Schönheit überdauert die Zeit
Unglaublich schöne Musik, deren Reiz sich aufgrund der Komplexität ("Autopsy" sei hier genannt) und der atemberaubend vielen Details erst bei mehrmaligem Hinhören immer noch steigert bzw. vollends erschließt.

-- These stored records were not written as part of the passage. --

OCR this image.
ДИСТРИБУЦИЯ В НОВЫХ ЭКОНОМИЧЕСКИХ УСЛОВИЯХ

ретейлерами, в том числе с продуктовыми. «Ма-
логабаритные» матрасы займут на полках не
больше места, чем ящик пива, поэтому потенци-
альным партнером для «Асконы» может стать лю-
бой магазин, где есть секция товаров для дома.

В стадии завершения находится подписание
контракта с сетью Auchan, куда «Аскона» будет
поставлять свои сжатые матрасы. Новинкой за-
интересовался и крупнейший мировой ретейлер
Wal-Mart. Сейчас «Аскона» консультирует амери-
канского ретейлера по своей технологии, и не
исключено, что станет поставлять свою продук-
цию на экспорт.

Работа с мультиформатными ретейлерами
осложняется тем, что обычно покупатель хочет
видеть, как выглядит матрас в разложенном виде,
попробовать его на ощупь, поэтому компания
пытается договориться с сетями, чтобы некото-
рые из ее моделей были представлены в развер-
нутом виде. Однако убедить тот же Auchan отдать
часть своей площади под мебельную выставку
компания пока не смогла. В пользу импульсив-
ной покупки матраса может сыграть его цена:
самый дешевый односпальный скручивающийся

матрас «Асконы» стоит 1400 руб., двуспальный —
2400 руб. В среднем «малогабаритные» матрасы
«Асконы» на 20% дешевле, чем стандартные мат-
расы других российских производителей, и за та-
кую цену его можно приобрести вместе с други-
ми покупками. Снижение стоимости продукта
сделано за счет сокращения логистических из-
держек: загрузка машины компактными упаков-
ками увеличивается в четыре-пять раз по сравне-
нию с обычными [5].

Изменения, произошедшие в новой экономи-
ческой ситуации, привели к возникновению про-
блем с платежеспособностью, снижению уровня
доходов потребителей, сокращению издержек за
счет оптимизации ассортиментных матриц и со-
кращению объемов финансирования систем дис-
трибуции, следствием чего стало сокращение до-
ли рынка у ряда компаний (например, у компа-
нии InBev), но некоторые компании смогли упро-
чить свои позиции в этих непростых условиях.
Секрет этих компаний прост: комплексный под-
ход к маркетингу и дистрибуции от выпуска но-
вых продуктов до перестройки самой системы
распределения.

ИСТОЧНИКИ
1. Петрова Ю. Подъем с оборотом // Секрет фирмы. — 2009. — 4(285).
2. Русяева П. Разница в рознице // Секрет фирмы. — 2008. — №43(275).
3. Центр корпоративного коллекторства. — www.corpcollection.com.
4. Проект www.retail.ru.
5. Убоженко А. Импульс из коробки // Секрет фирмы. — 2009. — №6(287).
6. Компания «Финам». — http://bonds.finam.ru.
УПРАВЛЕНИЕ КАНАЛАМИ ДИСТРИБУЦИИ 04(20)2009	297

Voller Erwartung nach der Lieferung hatte ich die CD direkt im Auto eingelegt und war zunächst enttäuscht. Es klang blechern, dumpf und unharmonisch. Schade, dachte ich. Dann aber auf der Abhöre im Wohnzimmer: ein völlig anderes Klangbild. Die Gitarren klar abgegrenzt (links und rechts) und sehr sauber und natürlich dargestellt, die Stimme - ja diese Stimme...- völlig präsent in der Mitte bis leicht rechts im Raum stehend, der Bass tief reichend und machmal knackig (A Sailors Life) , die Becken gut abgenommen und lebendig klingend (ev. fehlt hier ein klein wenig Luftigkeit), nur das Schlagzeug und vor allem die Snare hätte für meinen Geschmack etwas direkter und trockener klingen sollen. Aber in den Gesangspassagen steht natürlich diese unglaublich schöne Stimme im Vordergrund, und Sandy Denny singt mit großer Dynamik. Und die Dynamic ist überhaupt in vielen Stücken eine echte Freude. "A Sailors Life" z.B. baut sich erst langsam und leise auf, um dann nach Ende des Gesangsparts ungefähr zur Hälfte des Stückes in ein "tosendes" Gefecht der beiden Gitarren, der Fidel und des Basses anzuwachsen. Klingt es zu Beginn noch wie ein schottisches Volkslied, ist der zweiteTeil ein psychodelisches Gemälde der See bei Sturm. Und am Ende des Liedes ebbt dieser Strum wieder ab, die See beruhigt sich und wird mild und sanft. Schön gemacht!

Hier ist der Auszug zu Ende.